More than just another role for this popular star and Academy Award-nominee, Morita actually lived aspects of the real-life story that inspired this new motion picture.
The son of migrant workers, Morita contracted spinal tuberculosis at the age of two and was taken away from his parents to spend the next nine years in a sanitarium confined in a body cast.
After extensive surgery, he was finally able to walk. But the day he left the hospital, at the age of 11, he was met by an armed FBI agent, who transported him from California to the Gila Internment Camp in Arizona, where his family was already confined. They were later moved to the Tule Lake Internment Camp in northern California.
Each week, when fresh newspapers arrived, Morita along with the other Japanese-American prisoners, early read the latest news of the 100th/442nd Regimental Combat Team’s battlefield triumphs. But there was also much to mourn as husbands and sons who had enlisted from the camp never returned.

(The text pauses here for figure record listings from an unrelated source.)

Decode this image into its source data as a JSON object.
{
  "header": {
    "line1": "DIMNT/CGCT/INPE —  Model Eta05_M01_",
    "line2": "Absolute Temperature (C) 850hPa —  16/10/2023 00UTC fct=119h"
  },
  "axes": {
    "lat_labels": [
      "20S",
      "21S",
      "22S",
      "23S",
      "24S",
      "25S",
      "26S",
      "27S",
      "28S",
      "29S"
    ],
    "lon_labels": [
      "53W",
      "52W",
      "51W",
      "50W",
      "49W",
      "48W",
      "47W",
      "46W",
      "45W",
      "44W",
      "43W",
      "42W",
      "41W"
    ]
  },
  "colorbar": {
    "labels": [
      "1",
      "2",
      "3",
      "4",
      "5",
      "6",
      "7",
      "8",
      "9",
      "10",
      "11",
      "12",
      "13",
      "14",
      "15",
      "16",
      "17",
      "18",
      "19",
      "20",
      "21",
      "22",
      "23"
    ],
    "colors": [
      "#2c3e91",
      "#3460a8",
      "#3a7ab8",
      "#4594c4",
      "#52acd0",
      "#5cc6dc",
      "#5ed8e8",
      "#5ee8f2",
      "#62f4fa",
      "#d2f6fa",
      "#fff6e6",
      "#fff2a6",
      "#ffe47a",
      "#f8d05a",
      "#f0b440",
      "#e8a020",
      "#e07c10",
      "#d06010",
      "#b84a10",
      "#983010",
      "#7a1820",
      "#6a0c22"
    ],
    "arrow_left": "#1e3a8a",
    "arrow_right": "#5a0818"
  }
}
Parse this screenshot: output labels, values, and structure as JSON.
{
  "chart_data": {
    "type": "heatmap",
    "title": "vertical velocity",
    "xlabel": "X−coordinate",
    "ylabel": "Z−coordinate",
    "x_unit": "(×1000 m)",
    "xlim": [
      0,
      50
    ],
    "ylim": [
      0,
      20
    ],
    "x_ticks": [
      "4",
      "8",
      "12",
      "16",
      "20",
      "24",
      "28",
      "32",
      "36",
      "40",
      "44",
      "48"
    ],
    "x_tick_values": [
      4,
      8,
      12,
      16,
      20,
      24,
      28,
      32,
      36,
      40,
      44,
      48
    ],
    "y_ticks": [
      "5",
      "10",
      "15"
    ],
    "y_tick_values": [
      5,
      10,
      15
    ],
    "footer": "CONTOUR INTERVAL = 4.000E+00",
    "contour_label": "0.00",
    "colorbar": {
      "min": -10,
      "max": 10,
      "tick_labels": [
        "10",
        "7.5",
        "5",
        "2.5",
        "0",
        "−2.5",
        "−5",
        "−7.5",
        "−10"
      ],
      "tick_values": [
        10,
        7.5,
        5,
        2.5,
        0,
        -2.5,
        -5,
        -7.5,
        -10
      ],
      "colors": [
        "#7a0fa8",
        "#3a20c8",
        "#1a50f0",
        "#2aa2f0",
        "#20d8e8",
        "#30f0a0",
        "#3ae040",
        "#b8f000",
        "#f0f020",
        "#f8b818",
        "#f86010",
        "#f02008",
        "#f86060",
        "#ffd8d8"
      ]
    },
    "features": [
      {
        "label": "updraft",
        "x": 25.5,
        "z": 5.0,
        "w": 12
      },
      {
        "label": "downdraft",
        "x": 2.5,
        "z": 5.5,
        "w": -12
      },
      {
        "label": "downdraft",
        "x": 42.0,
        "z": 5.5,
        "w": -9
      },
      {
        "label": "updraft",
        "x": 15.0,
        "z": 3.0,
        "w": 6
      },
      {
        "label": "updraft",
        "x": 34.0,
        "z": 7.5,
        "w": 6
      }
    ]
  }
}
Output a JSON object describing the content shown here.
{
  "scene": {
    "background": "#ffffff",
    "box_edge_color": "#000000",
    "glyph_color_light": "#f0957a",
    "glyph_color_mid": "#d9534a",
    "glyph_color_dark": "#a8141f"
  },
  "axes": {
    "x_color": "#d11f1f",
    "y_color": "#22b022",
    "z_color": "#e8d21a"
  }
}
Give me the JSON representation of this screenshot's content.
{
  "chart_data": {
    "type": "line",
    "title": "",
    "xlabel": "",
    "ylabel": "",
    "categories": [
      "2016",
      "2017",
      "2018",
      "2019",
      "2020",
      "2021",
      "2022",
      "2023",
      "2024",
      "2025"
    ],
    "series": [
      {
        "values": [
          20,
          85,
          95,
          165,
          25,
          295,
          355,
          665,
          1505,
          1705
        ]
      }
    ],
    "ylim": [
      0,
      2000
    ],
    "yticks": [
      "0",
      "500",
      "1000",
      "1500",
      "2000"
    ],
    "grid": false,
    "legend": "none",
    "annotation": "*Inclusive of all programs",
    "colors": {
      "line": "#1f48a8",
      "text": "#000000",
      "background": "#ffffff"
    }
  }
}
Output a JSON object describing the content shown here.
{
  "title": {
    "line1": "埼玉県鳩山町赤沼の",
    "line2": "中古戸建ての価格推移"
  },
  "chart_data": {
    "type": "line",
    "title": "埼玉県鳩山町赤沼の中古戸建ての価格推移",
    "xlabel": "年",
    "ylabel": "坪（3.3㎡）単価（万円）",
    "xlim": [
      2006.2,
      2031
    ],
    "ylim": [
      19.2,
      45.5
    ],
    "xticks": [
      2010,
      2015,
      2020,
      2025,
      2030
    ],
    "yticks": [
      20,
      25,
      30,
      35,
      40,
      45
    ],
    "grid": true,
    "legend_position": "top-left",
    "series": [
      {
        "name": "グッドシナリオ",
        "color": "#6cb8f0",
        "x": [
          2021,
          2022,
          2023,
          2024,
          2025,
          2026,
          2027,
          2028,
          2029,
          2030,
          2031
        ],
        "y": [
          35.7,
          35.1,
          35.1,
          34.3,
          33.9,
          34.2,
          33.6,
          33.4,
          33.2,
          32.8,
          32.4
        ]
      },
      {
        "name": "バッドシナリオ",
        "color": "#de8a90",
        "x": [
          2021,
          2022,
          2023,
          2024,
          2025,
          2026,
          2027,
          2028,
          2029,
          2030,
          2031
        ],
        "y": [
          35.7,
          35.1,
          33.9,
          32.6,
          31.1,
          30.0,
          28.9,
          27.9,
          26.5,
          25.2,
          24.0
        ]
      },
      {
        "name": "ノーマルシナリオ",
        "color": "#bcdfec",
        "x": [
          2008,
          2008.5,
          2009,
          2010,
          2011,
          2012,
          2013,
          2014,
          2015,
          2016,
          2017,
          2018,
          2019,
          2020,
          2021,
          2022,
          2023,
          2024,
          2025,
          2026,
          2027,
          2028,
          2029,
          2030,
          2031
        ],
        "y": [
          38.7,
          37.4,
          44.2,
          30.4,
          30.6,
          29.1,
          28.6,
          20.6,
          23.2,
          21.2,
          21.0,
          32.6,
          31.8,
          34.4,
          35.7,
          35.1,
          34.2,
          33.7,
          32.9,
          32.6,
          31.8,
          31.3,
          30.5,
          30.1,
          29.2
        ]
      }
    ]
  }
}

So dedicated was Morita to honoring these men that he personally appealed to “Karate Kid” director John Avildsen to re-write his Miyagi character as a 442nd veteran who had received the Congressional Medal of Honor for valor under fire.
At the end of the war, the Morita family was released and settled in Sacramento, where his father opened a successful Chinese restaurant. His teenage son got his first taste of performing by entertaining the customers with jokes as the emcee for group dinners.
Following high school graduation, Morita worked his way up to head of computer operations for an aerospace company. Itching to perform, however, he quit and followed his passion to Los Angeles, where he became a member of The Groundlings.
After years of doing stand-up and guest appearances on television, Morita’s first big break came when he was cast by director Garry Marshall in the recurring role of the owner of the malt shop in “Happy Days.”
An even bigger break came in the early 1980s, when at the age of 53 he beat out stiff competition to win the role that would make him a household name – as the wise teacher who mentors a young Ralph Macchio in “The Karate Kid.” The surprise hit spawned three sequels during the next decade.
Among other successes, Morita went on to star in ABC detective series, “Ohara,” and provided the voice of the Emperor of China in the animated motion picture, “Mulan.”